O Conselho da União Europeia apresentou no final do ano passado a primeira versão de um projeto para regulação horizontal da Inteligência Artificial.
Com requisitos mínimos, fundada em dois argumentos principais, que considera falhas de mercado no sentido de buscar uma aceitação mais ampla da tecnologia de IA, a falta de transparência para sua aplicação voltada a corporações, sistemas públicos e usuários , a chamada assimetria de informações, e riscos de segurança que essa tecnologia poderia trazer no contexto de seu uso, sendo que tanto pode apresentar efeitos não intencionais, como podem ter fins maliciosos.
Na verdade, a preocupação da Europa está focada nas chamadas aplicações de alto risco da IA, sendo que as empresas sediadas fora da UE estarão sujeitas à regulamentação e valores europeus, quando fornecerem tecnologia de IA para seus cidadãos. Não se sabe, porém, se a União Europeia terá força para impor um padrão global na regulação da IA, o que poderá definir o futuro dessa tecnologia.
Por derradeiro, cumpre lembrar a relação da proporcionalidade com a fórmula jurídica e política do Estado Democrático de Direito, o qual depende de procedimentos, especialmente os judiciais, para que se dê sua realização, sendo a proporcionalidade de se considerar um desses procedimentos, merecedor de todo destaque.

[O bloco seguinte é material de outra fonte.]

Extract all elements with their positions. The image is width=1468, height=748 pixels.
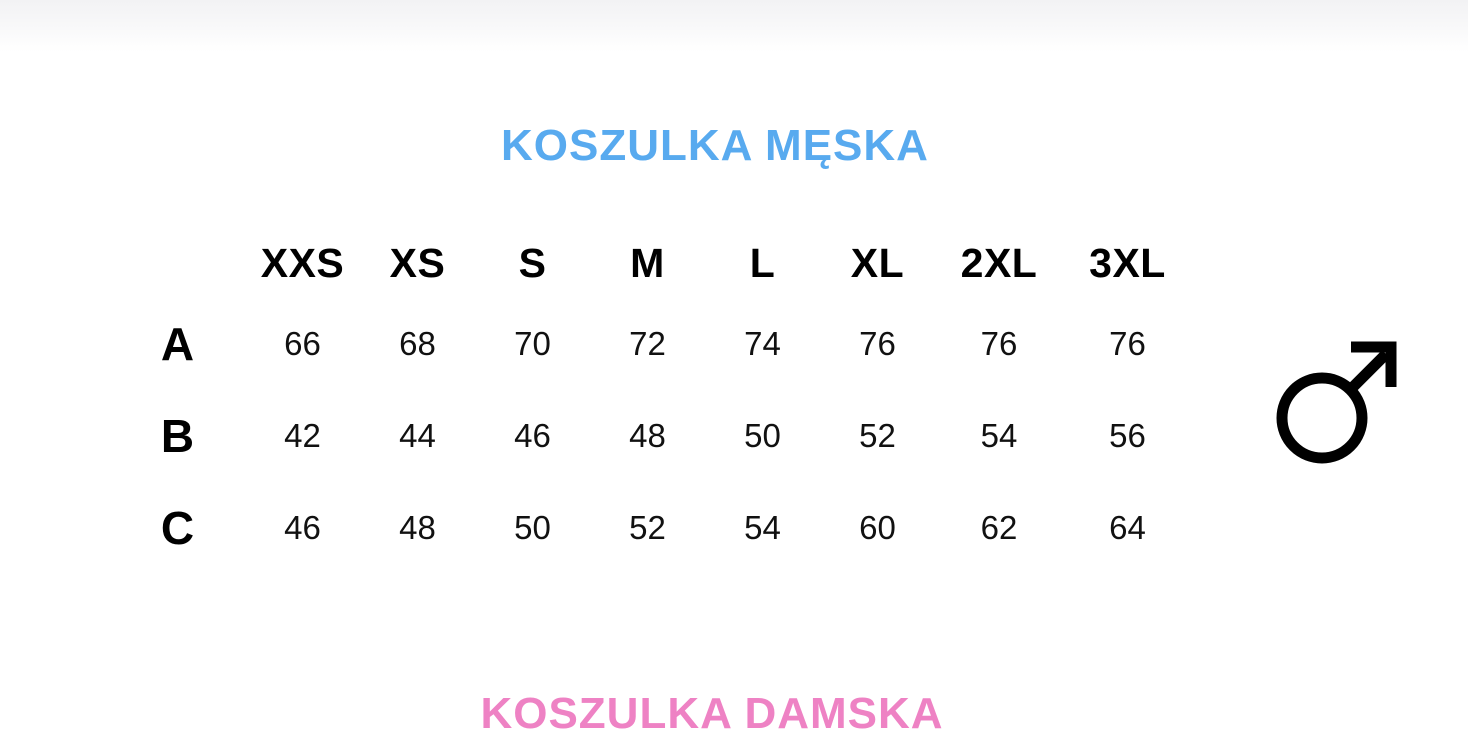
size-value-cell: 76: [980, 325, 1018, 362]
size-value-cell: 48: [629, 417, 666, 454]
dimension-row-label-c: C: [160, 502, 195, 554]
men-size-table: XXS XS S M L XL 2XL 3XL A 66 68 70 72 74…: [110, 228, 1192, 574]
size-value-cell: 74: [744, 325, 781, 362]
table-corner-spacer: [110, 228, 245, 298]
size-value-cell: 50: [744, 417, 781, 454]
size-value-cell: 42: [284, 417, 321, 454]
size-value-cell: 76: [1109, 325, 1146, 362]
size-value-cell: 54: [980, 417, 1018, 454]
size-value-cell: 66: [284, 325, 321, 362]
men-section-title: KOSZULKA MĘSKA: [501, 121, 929, 170]
dimension-row-label-a: A: [160, 318, 195, 370]
size-value-cell: 52: [629, 509, 666, 546]
size-column-header-3xl: 3XL: [1089, 239, 1166, 286]
size-column-header-s: S: [518, 239, 547, 286]
size-value-cell: 52: [859, 417, 896, 454]
size-value-cell: 50: [514, 509, 551, 546]
size-column-header-l: L: [749, 239, 776, 286]
male-gender-icon: [1272, 336, 1402, 471]
size-value-cell: 46: [284, 509, 321, 546]
top-gradient: [0, 0, 1468, 52]
size-value-cell: 56: [1109, 417, 1146, 454]
size-column-header-xl: XL: [850, 239, 905, 286]
size-value-cell: 46: [514, 417, 551, 454]
size-column-header-2xl: 2XL: [960, 239, 1038, 286]
women-section-title: KOSZULKA DAMSKA: [480, 689, 944, 738]
size-column-header-m: M: [630, 239, 665, 286]
size-value-cell: 64: [1109, 509, 1146, 546]
dimension-row-label-b: B: [160, 410, 195, 462]
size-value-cell: 44: [399, 417, 436, 454]
size-value-cell: 60: [859, 509, 896, 546]
size-value-cell: 72: [629, 325, 666, 362]
size-value-cell: 62: [980, 509, 1018, 546]
size-value-cell: 70: [514, 325, 551, 362]
size-value-cell: 48: [399, 509, 436, 546]
size-column-header-xs: XS: [389, 239, 446, 286]
size-column-header-xxs: XXS: [260, 239, 345, 286]
size-value-cell: 68: [399, 325, 436, 362]
size-value-cell: 54: [744, 509, 781, 546]
size-value-cell: 76: [859, 325, 896, 362]
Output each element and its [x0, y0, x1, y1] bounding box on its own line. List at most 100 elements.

Isto porque a proporcionalidade encontra íntima relação com a ideia de procedimentalização do Direito, legitimidade do direito pelo procedimento, judicialização do ordenamento jurídico (espaço público para discussão, amplo debate, publicidade, e isonomia) (Luhmann, Habermas, R. Wiethölter e John Rawls).
Neste sentido, pode-se interpretar a falta de fundamentação por parte da crítica à ponderação, no sentido de não ter qualquer vínculo com procedimentos, e não oferecer a dinamicidade necessária para a resolução de conflitos em nossa sociedade altamente especializada e amparada em uma crescente complexidade e majoração frenética da aceleração do tempo.
É antes, muito pelo contrário, ela que permite, em face de tal complexidade aceleração temporal, produzir a necessária escansão temporal para o confronto das diversas posições, assim permitindo atingir a solução que melhor compatibilize os princípios e direitos fundamentais em colisão, sem cancelar nenhum, a título de ponderação, pois todos remetem, em última instância, à dignidade humana.